Sunday, June 7, 2015

On the road Katherine to Kununurra, Western Australia

Katherine is a busy regional centre, especially  during the dry season when thousands of tourists like ourselves, along with the grey nomads, stop at one of the seven or more camping grounds. At this time, a camp site is not easy to find and we ended up with one the back perimeter of a nice one but with a long walk to access the amenities. That's the price of enjoying freedom travelling!
Victoria Highway
We were soon cruising happily towards the west on the Victoria Highway, our destination for the day being Kununurra in Western Australia. Controlled burning was evident along the highway as well as spontaneous fires, perhaps started by windblown embers. At these places we came across some small marsupials, a couple of snakes and larger lizards on the road but happily we did not add to their problems. Where fires were still flaming, birds of prey circled, grabbing the small animals as they tried to escape death.

A constant warning and reason not to go ahead with our trip from almost all of our friends was that the road trains were humongous, drove as if they were the only vehicles on the road and we would certainly be at least terrified, if not killed. In reality, we saw relatively few road trains, only two in the whole 17,000 km trip that had five wagons, all drivers were courteous, let us pass indicating on a hilly part that the way was clear and were happy to chat while waiting for coffee at a roadhouse. That we were towing a unique little caravan may have added interest to their trip as quite a few of them gave us a toot, even as they sped past while we were off road at a rest site.


Victoria River Roadhouse
The Victoria River and the Gregory National Park offer walks, bird spotting, river cruises and other activities however, with limited time, we regretfully had to continue. For those with more time, the Roadhouse also had a well grassed, well equipped camp ground. Reasonably priced too, at $12.50 pp for a powered site. The setting was quite spectacular with the mountains and red earth on both sides and the only permanent river in the area cruising through.
Victoria River
Some ninety kms further down the road we stopped again at Timber Creek Roadhouse to refuel. Diesel was nearly $2 a litre!
Timber Creek Roadhouse, Northern Territory

Saddle Creek, a further one hundred and seventeen km from Timber Creek was our lunch stop. Saddle Creek is a popular free camp boasting pit toilets with BYO loo paper, water, covered tables, fire pit and rubbish bins. We arrived there around 1.30pm and it was almost full of caravans of all descriptions nestled in the shady spots, their occupants gathered for a chat and to scratch their heads at our ensemble of Toyota LWB van, self converted to a camper and Teardrop caravan towed behind.

Saddle Creek, free camping
There is another free camp in this area the Jarrnarm Campground in the Keep River National Park.

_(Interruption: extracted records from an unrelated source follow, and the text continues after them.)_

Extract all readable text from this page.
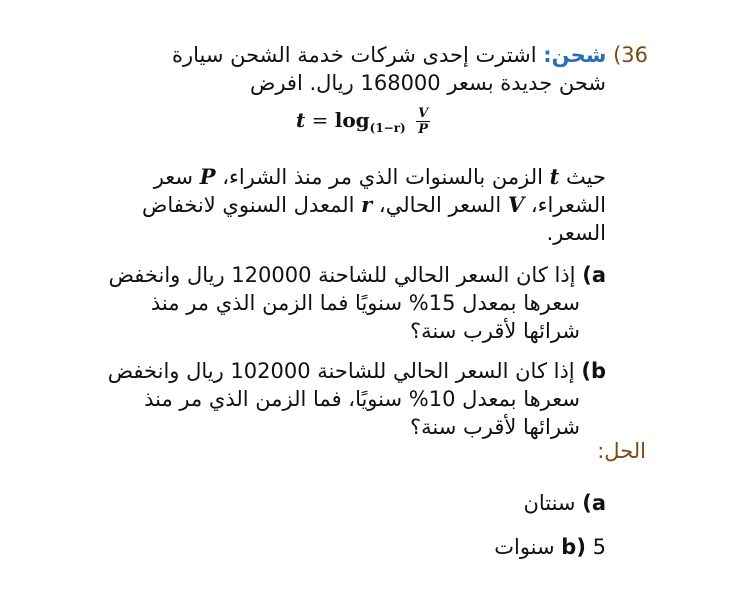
36) شحن: اشترت إحدى شركات خدمة الشحن سيارة
شحن جديدة بسعر 168000 ريال. افرض
$t = \log_{(1-r)} \frac{V}{P}$
حيث t الزمن بالسنوات الذي مر منذ الشراء، P سعر
الشعراء، V السعر الحالي، r المعدل السنوي لانخفاض
السعر.
a) إذا كان السعر الحالي للشاحنة 120000 ريال وانخفض
سعرها بمعدل 15% سنويًا فما الزمن الذي مر منذ
شرائها لأقرب سنة؟
b) إذا كان السعر الحالي للشاحنة 102000 ريال وانخفض
سعرها بمعدل 10% سنويًا، فما الزمن الذي مر منذ
شرائها لأقرب سنة؟
الحل:
a) سنتان
b) 5 سنوات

We weren't keen to take the thirty km dirt road to get to it so we carried on towards the State Border. I do think that the Keep River National Park would be a great place to explore however, given that we are not nomads, grey or otherwise, with a timeless itinerary we had to prioritise our itinerary and activities.
Western Australia - Northern Territory Border
The border crossing was like an invisible line drawn in the sand. Flat red - yellow sandy soil holding scrubby trees some housing what seemed like hundreds of squawking galahs.
Galahs
Galahs are also known as rose breasted cockatoos and you can see them in most places in Australia, including our neighbourhood where they seem to chase off the smaller parrots. I've heard the expression, "Don't be a big galah! "said to someone who was being very strident and rowdy. I guess it comes from the raucous racket made by just a couple of these birds.
Galahs
Fruit, vegetables , honey and so on cannot be brought across the border so, while at Saddle Creek we had emptied our fridge and boxes of these items. After the friendly customs lady located a lost carrot we were soon wheeling the last few kilometres to Kununurra where we planned to stay for two nights.
Lake Kunnurra
Happily we had arrived early enough in the day to secure a shady campsite beside the lake at Lakeside Resort.